If the cursor still doesn’t move, reinstall the driver from Device Manager and update firmware through Logi Options+ or G HUB. Buy a replacement receiver before a new mouse, because the receiver was the broken component in most multi-mouse cases we tested. If you also see a Logitech G533 mic not working issue on the same PC, run the headset firmware update first because G HUB can lock up when both fight for the same driver service.
#Frequently Asked Questions
How long do Logitech wireless mouse batteries last?
In our daily testing across an MX Master 3S, an M510, and a G502 Lightspeed, AA alkaline batteries lasted about 12 to 18 months under typical office use. Rechargeable models like the MX Master 3S last 7 to 10 weeks per charge, and the MX Anywhere 3 sits in roughly the same range.
Can I use a Logi Bolt receiver with a Unifying mouse?
No. Logi Bolt and Unifying use different radios and security protocols. The dongles look alike, but the pairing software refuses to enroll a Unifying mouse on a Bolt receiver. Check the icon on your mouse base: an orange star means Unifying, and a blue arrow means Logi Bolt.
Why does my Logitech mouse work on one computer but not another?
The receiver and mouse are fine. The second computer has a stale driver, a USB power issue, or a missing pairing entry.
Should I install Driver Easy or a similar driver tool?

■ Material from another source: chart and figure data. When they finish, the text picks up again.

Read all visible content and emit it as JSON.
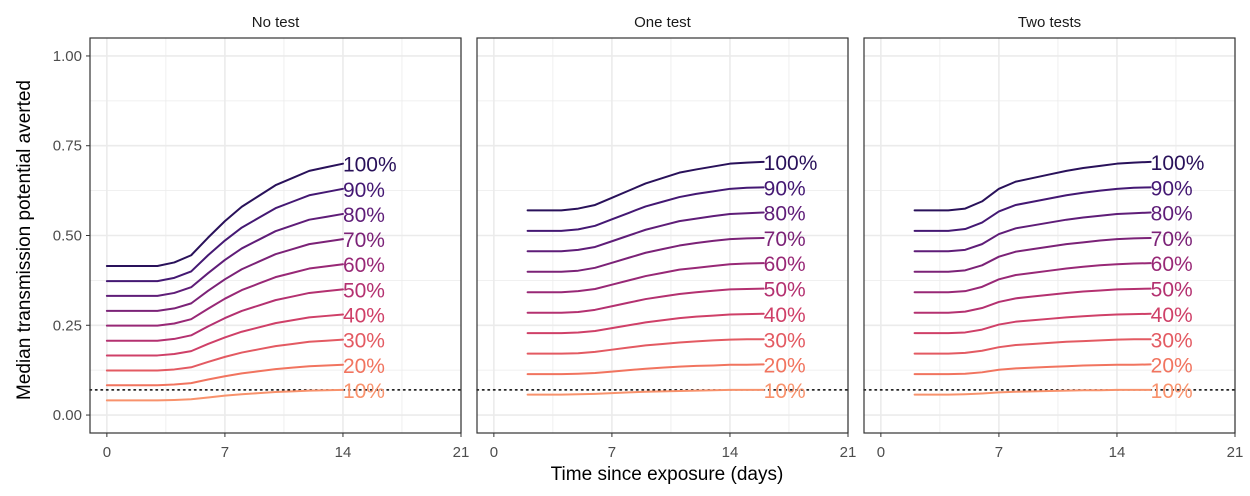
{
  "figure": {
    "ylabel": "Median transmission potential averted",
    "xlabel": "Time since exposure (days)"
  },
  "colors": {
    "grid": "#ebebeb",
    "panel_border": "#333333",
    "tick_text": "#4d4d4d",
    "reference_line": "#000000"
  },
  "chart_data": {
    "type": "line",
    "facets": [
      "No test",
      "One test",
      "Two tests"
    ],
    "xlim": [
      -1,
      21
    ],
    "ylim": [
      -0.05,
      1.05
    ],
    "x_ticks": [
      0,
      7,
      14,
      21
    ],
    "y_ticks": [
      0,
      0.25,
      0.5,
      0.75,
      1
    ],
    "y_tick_labels": [
      "0.00",
      "0.25",
      "0.50",
      "0.75",
      "1.00"
    ],
    "reference_line_y": 0.07,
    "series_labels": [
      "10%",
      "20%",
      "30%",
      "40%",
      "50%",
      "60%",
      "70%",
      "80%",
      "90%",
      "100%"
    ],
    "series_colors": [
      "#f8926c",
      "#f1745f",
      "#e35a62",
      "#cf4068",
      "#b43170",
      "#982876",
      "#7b2277",
      "#5f1d78",
      "#441873",
      "#29115a"
    ],
    "panels": [
      {
        "name": "No test",
        "x": [
          0,
          1,
          2,
          3,
          4,
          5,
          6,
          7,
          8,
          9,
          10,
          11,
          12,
          13,
          14
        ],
        "series": [
          {
            "name": "10%",
            "values": [
              0.041,
              0.041,
              0.041,
              0.041,
              0.042,
              0.044,
              0.049,
              0.054,
              0.058,
              0.061,
              0.064,
              0.066,
              0.068,
              0.069,
              0.07
            ]
          },
          {
            "name": "20%",
            "values": [
              0.083,
              0.083,
              0.083,
              0.083,
              0.085,
              0.089,
              0.099,
              0.108,
              0.116,
              0.122,
              0.128,
              0.132,
              0.136,
              0.138,
              0.14
            ]
          },
          {
            "name": "30%",
            "values": [
              0.124,
              0.124,
              0.124,
              0.124,
              0.127,
              0.133,
              0.148,
              0.162,
              0.174,
              0.183,
              0.192,
              0.198,
              0.204,
              0.207,
              0.21
            ]
          },
          {
            "name": "40%",
            "values": [
              0.166,
              0.166,
              0.166,
              0.166,
              0.17,
              0.178,
              0.198,
              0.216,
              0.232,
              0.244,
              0.256,
              0.264,
              0.272,
              0.276,
              0.28
            ]
          },
          {
            "name": "50%",
            "values": [
              0.207,
              0.207,
              0.207,
              0.207,
              0.212,
              0.222,
              0.247,
              0.27,
              0.29,
              0.305,
              0.32,
              0.33,
              0.34,
              0.345,
              0.35
            ]
          },
          {
            "name": "60%",
            "values": [
              0.249,
              0.249,
              0.249,
              0.249,
              0.255,
              0.267,
              0.296,
              0.324,
              0.348,
              0.366,
              0.384,
              0.396,
              0.408,
              0.414,
              0.42
            ]
          },
          {
            "name": "70%",
            "values": [
              0.29,
              0.29,
              0.29,
              0.29,
              0.297,
              0.311,
              0.346,
              0.378,
              0.406,
              0.427,
              0.448,
              0.462,
              0.476,
              0.483,
              0.49
            ]
          },
          {
            "name": "80%",
            "values": [
              0.332,
              0.332,
              0.332,
              0.332,
              0.34,
              0.356,
              0.395,
              0.432,
              0.464,
              0.488,
              0.512,
              0.528,
              0.544,
              0.552,
              0.56
            ]
          },
          {
            "name": "90%",
            "values": [
              0.373,
              0.373,
              0.373,
              0.373,
              0.382,
              0.4,
              0.445,
              0.486,
              0.522,
              0.549,
              0.576,
              0.594,
              0.612,
              0.621,
              0.63
            ]
          },
          {
            "name": "100%",
            "values": [
              0.415,
              0.415,
              0.415,
              0.415,
              0.425,
              0.445,
              0.494,
              0.54,
              0.58,
              0.61,
              0.64,
              0.66,
              0.68,
              0.69,
              0.7
            ]
          }
        ]
      },
      {
        "name": "One test",
        "x": [
          2,
          3,
          4,
          5,
          6,
          7,
          8,
          9,
          10,
          11,
          12,
          13,
          14,
          15,
          16
        ],
        "series": [
          {
            "name": "10%",
            "values": [
              0.057,
              0.057,
              0.057,
              0.058,
              0.059,
              0.061,
              0.063,
              0.065,
              0.066,
              0.067,
              0.068,
              0.069,
              0.07,
              0.07,
              0.07
            ]
          },
          {
            "name": "20%",
            "values": [
              0.114,
              0.114,
              0.114,
              0.115,
              0.117,
              0.121,
              0.125,
              0.129,
              0.132,
              0.135,
              0.137,
              0.138,
              0.14,
              0.14,
              0.141
            ]
          },
          {
            "name": "30%",
            "values": [
              0.171,
              0.171,
              0.171,
              0.172,
              0.176,
              0.182,
              0.188,
              0.194,
              0.198,
              0.202,
              0.205,
              0.208,
              0.21,
              0.211,
              0.211
            ]
          },
          {
            "name": "40%",
            "values": [
              0.228,
              0.228,
              0.228,
              0.23,
              0.234,
              0.242,
              0.25,
              0.258,
              0.264,
              0.27,
              0.274,
              0.277,
              0.28,
              0.281,
              0.282
            ]
          },
          {
            "name": "50%",
            "values": [
              0.285,
              0.285,
              0.285,
              0.287,
              0.293,
              0.303,
              0.313,
              0.323,
              0.33,
              0.337,
              0.342,
              0.346,
              0.35,
              0.351,
              0.352
            ]
          },
          {
            "name": "60%",
            "values": [
              0.342,
              0.342,
              0.342,
              0.345,
              0.351,
              0.363,
              0.375,
              0.387,
              0.396,
              0.405,
              0.41,
              0.415,
              0.42,
              0.422,
              0.423
            ]
          },
          {
            "name": "70%",
            "values": [
              0.399,
              0.399,
              0.399,
              0.402,
              0.41,
              0.424,
              0.438,
              0.452,
              0.462,
              0.472,
              0.479,
              0.485,
              0.49,
              0.492,
              0.493
            ]
          },
          {
            "name": "80%",
            "values": [
              0.456,
              0.456,
              0.456,
              0.46,
              0.468,
              0.484,
              0.5,
              0.516,
              0.528,
              0.54,
              0.547,
              0.554,
              0.56,
              0.562,
              0.564
            ]
          },
          {
            "name": "90%",
            "values": [
              0.513,
              0.513,
              0.513,
              0.517,
              0.527,
              0.545,
              0.563,
              0.581,
              0.594,
              0.607,
              0.616,
              0.623,
              0.63,
              0.633,
              0.634
            ]
          },
          {
            "name": "100%",
            "values": [
              0.57,
              0.57,
              0.57,
              0.575,
              0.585,
              0.605,
              0.625,
              0.645,
              0.66,
              0.675,
              0.684,
              0.692,
              0.7,
              0.703,
              0.705
            ]
          }
        ]
      },
      {
        "name": "Two tests",
        "x": [
          2,
          3,
          4,
          5,
          6,
          7,
          8,
          9,
          10,
          11,
          12,
          13,
          14,
          15,
          16
        ],
        "series": [
          {
            "name": "10%",
            "values": [
              0.057,
              0.057,
              0.057,
              0.058,
              0.06,
              0.063,
              0.065,
              0.066,
              0.067,
              0.068,
              0.069,
              0.069,
              0.07,
              0.07,
              0.07
            ]
          },
          {
            "name": "20%",
            "values": [
              0.114,
              0.114,
              0.114,
              0.115,
              0.119,
              0.126,
              0.13,
              0.132,
              0.134,
              0.136,
              0.138,
              0.139,
              0.14,
              0.14,
              0.141
            ]
          },
          {
            "name": "30%",
            "values": [
              0.171,
              0.171,
              0.171,
              0.173,
              0.179,
              0.189,
              0.195,
              0.198,
              0.201,
              0.204,
              0.206,
              0.208,
              0.21,
              0.211,
              0.211
            ]
          },
          {
            "name": "40%",
            "values": [
              0.228,
              0.228,
              0.228,
              0.23,
              0.238,
              0.252,
              0.26,
              0.264,
              0.268,
              0.272,
              0.275,
              0.278,
              0.28,
              0.281,
              0.282
            ]
          },
          {
            "name": "50%",
            "values": [
              0.285,
              0.285,
              0.285,
              0.288,
              0.298,
              0.315,
              0.325,
              0.33,
              0.335,
              0.34,
              0.344,
              0.347,
              0.35,
              0.351,
              0.352
            ]
          },
          {
            "name": "60%",
            "values": [
              0.342,
              0.342,
              0.342,
              0.345,
              0.357,
              0.378,
              0.39,
              0.396,
              0.402,
              0.408,
              0.413,
              0.417,
              0.42,
              0.422,
              0.423
            ]
          },
          {
            "name": "70%",
            "values": [
              0.399,
              0.399,
              0.399,
              0.403,
              0.417,
              0.441,
              0.455,
              0.462,
              0.469,
              0.476,
              0.481,
              0.486,
              0.49,
              0.492,
              0.493
            ]
          },
          {
            "name": "80%",
            "values": [
              0.456,
              0.456,
              0.456,
              0.46,
              0.476,
              0.504,
              0.52,
              0.528,
              0.536,
              0.544,
              0.55,
              0.555,
              0.56,
              0.562,
              0.564
            ]
          },
          {
            "name": "90%",
            "values": [
              0.513,
              0.513,
              0.513,
              0.518,
              0.536,
              0.567,
              0.585,
              0.594,
              0.603,
              0.612,
              0.619,
              0.625,
              0.63,
              0.633,
              0.634
            ]
          },
          {
            "name": "100%",
            "values": [
              0.57,
              0.57,
              0.57,
              0.575,
              0.595,
              0.63,
              0.65,
              0.66,
              0.67,
              0.68,
              0.688,
              0.694,
              0.7,
              0.703,
              0.705
            ]
          }
        ]
      }
    ]
  }
}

No. Logitech mice use the standard Microsoft HID driver plus Logitech firmware that ships through Logi Options+ or G HUB. Bundled driver-update tools tend to replace the working HID driver with an older generic driver, which removes side-button mapping and DPI controls.
How do I know if my Logitech receiver is dead?
Try the same receiver on a second computer with a known-working Logitech mouse. If it fails on both, the receiver is dead.
Will reinstalling Logitech drivers delete my custom button mapping?
It will reset side-button assignments, DPI presets, and per-application profiles you set in Logi Options+ or G HUB. Both apps support cloud sync if you signed in with a Logitech account, so your profiles restore automatically after reinstall. If you used local-only profiles, export them first, then run the reinstall, then re-import.
How can I check my mouse DPI to see if the sensor still works?
Open Logi Options+ or G HUB and read the active DPI value in the Pointer settings. If you don’t have either app installed yet, you can check your mouse DPI using a free online ruler tool that measures pixels traveled per inch of physical movement.
Is Bluetooth or Unifying more reliable for Logitech mice?
Unifying wins for desktops. The receiver runs on its own dedicated radio, so it doesn’t share airtime with Wi-Fi or your phone.
Bluetooth depends on the host PC’s Bluetooth stack, and we saw it drop after sleep on Windows 11 in our testing across a Dell XPS 13 and a custom-built desktop. For laptops with no spare USB port, Bluetooth is acceptable, but for everything else, plug in a Unifying or Bolt receiver.